Na adolescência, o uso abusivo das tecnologias interfere na atenção, memória operacional, habilidade reflexiva, julgamento, resolução de problemas e tomada de decisão. É na fase da adolescência que fica mais aparente o descompasso entre o amadurecimento cerebral e as estruturas que modulam as emoções. O resultado são comportamentos como a impulsividade, pouca tolerância à frustração, baixa noção de causa e efeito e agressividade.
Limites
Para orientar famílias, educadores e pediatras sobre o uso das TICs e o seu impacto na saúde e no comportamento das crianças e adolescentes, a Sociedade Brasileira de Pediatria publicou, em 2019, o Manual de Orientação #Menos Telas #Mais Saúde. Conheça dez dessas recomendações que indicam limites para o uso de telas:
- Menores de 2 anos: evitar a exposição às telas, inclusive passivamente.

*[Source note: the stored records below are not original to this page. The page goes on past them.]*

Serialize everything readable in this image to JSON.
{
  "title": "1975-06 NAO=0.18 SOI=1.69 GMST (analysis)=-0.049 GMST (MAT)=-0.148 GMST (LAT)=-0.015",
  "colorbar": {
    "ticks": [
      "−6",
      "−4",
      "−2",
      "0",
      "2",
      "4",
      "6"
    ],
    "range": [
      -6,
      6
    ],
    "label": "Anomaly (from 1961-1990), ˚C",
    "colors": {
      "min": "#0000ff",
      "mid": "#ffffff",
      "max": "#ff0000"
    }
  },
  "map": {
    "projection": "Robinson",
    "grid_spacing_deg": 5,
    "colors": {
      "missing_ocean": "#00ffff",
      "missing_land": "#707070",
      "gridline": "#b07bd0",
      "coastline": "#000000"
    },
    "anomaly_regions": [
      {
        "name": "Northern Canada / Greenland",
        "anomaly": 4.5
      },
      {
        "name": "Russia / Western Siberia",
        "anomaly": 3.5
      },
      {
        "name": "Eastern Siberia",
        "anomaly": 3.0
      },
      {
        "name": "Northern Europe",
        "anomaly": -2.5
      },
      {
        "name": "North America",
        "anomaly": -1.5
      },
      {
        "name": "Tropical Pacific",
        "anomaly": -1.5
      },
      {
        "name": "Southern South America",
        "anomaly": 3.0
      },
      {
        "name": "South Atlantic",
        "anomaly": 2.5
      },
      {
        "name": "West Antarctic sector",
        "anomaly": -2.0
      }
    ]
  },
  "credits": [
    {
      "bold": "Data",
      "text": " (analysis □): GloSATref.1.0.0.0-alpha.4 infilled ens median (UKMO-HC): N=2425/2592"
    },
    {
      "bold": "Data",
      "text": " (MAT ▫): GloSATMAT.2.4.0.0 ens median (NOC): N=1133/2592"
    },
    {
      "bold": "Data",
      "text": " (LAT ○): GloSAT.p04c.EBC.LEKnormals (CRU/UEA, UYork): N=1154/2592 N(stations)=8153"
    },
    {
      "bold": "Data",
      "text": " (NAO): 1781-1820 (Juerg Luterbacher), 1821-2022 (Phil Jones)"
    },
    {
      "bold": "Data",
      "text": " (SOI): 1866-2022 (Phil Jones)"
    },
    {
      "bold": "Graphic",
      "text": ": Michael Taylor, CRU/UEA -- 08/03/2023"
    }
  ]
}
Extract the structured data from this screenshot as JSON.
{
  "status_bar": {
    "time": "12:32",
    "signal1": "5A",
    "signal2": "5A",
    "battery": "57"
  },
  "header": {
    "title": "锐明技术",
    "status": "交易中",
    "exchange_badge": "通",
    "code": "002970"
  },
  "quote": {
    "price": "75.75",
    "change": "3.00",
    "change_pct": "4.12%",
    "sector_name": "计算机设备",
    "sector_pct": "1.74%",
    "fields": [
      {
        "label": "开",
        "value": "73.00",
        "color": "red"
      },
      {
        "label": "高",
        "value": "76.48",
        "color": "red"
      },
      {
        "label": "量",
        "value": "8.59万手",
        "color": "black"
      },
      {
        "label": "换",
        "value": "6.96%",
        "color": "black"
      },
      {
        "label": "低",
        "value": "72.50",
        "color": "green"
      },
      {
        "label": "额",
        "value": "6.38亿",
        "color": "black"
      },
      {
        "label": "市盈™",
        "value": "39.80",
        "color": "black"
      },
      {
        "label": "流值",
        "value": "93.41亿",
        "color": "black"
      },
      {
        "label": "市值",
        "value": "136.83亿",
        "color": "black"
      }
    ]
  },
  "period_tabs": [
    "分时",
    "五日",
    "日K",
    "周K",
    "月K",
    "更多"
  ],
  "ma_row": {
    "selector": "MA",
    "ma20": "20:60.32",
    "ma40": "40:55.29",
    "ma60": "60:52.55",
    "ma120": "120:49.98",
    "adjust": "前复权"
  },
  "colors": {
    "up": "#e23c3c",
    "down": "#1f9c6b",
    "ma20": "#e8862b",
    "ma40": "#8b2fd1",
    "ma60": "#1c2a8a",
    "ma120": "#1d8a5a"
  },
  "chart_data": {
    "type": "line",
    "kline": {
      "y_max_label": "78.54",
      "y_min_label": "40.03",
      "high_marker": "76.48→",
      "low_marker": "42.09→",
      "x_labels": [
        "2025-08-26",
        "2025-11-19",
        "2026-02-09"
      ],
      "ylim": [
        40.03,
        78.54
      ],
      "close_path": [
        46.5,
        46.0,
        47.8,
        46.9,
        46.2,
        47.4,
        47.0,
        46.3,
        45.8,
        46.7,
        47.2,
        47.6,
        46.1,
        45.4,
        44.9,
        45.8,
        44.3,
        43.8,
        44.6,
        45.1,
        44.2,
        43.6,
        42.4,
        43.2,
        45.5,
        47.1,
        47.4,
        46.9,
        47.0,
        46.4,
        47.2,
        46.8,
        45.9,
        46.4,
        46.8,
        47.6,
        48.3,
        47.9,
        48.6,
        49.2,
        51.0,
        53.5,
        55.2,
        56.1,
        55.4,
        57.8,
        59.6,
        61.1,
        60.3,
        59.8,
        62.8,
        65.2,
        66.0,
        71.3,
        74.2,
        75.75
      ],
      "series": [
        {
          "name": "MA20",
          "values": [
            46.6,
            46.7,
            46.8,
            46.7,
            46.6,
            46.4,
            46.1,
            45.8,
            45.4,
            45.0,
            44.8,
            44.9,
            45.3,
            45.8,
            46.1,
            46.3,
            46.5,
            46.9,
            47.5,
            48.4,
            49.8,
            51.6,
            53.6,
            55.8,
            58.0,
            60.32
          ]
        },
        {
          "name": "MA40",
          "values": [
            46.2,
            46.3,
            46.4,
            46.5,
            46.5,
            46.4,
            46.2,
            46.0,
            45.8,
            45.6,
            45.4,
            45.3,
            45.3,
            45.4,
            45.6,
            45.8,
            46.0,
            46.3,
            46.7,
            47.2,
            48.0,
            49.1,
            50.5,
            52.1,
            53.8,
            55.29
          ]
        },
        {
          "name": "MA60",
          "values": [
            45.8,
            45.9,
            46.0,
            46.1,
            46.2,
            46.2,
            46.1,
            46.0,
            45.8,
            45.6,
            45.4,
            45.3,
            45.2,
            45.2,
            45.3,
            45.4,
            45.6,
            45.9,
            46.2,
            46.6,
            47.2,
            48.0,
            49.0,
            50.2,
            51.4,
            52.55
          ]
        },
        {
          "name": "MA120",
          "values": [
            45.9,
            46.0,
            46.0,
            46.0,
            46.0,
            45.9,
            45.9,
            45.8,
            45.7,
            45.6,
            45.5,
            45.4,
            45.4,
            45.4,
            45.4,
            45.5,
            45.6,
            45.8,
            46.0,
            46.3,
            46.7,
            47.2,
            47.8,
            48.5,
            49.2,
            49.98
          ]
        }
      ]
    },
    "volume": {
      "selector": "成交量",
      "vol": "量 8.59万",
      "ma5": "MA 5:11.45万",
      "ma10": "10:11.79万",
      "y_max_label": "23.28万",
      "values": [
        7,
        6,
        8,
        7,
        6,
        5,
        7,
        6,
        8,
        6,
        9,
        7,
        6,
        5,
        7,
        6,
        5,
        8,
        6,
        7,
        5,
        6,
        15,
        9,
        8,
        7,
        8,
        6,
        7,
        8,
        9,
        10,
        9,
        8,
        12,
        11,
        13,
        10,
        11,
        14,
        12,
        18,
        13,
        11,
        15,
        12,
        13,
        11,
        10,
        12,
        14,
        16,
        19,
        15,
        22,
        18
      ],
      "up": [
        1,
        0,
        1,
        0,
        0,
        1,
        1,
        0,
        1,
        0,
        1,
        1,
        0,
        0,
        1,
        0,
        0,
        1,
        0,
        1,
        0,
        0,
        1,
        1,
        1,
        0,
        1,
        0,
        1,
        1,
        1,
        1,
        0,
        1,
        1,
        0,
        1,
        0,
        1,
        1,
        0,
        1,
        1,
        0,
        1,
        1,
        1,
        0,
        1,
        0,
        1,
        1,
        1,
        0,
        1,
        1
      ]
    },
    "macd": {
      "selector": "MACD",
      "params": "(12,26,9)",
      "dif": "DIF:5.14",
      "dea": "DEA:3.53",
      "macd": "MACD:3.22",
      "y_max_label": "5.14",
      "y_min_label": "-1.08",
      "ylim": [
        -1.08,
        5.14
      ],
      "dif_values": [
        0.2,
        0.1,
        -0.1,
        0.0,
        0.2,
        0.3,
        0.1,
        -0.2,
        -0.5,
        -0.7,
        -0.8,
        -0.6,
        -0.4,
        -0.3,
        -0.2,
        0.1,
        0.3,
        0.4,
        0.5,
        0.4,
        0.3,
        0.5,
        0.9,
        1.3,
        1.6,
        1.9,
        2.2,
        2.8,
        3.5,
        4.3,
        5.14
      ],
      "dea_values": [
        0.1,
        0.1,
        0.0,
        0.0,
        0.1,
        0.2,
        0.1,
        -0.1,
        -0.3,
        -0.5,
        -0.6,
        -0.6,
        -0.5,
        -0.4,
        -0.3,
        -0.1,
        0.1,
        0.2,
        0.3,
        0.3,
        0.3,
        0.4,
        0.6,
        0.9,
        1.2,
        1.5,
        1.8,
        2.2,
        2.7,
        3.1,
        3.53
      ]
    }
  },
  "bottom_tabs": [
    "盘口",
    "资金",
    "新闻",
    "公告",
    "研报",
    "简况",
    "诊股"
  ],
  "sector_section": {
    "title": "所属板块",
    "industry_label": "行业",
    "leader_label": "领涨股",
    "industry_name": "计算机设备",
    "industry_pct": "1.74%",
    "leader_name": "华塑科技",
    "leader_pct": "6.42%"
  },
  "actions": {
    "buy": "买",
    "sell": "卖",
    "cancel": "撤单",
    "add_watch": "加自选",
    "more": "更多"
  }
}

- Entre 2 e 5 anos: máximo de 1 hora por dia, sempre com a supervisão de pais e responsáveis.
- Entre 6 e 10 anos: máximo de 1 a 2 horas por dia, sempre com supervisão de pais e responsáveis.
- Entre 11 e 18 anos: máximo de 2 a 3 horas por dia para telas e jogos de videogame, e nunca permitir “virar a noite” jogando.
- Estimular o uso das tecnologias em locais comuns da casa e não de forma isolada nos quartos.
- Para todas as idades: nada de telas durante as refeições e se desconectar 1 a 2 horas antes de dormir.
- Oferecer atividades esportivas, exercícios ao ar livre ou em contato direto com a natureza, sempre com supervisão dos responsáveis.
- Nunca postar fotos de crianças e adolescentes em redes sociais públicas.
- Criar regras saudáveis para o uso dos equipamentos e aplicativos digitais e aplicar senhas e filtros apropriados.
- Evitar encontros com desconhecidos on-line ou off-line; saber o que estão jogando e sobre conteúdos de risco.
Quando o assunto é o uso adequado das tecnologias, a família tem uma responsabilidade central. O neuropediatra do Pequeno Príncipe expõe fatores que podem motivar as crianças e os adolescentes a utilizarem a internet e redes sociais como válvula de escape: omissão de autoridade, abandono e distanciamento. “Pais que não desgrudam do celular não percebem as vulnerabilidades que estão gerando na proteção dos seus filhos”, alerta.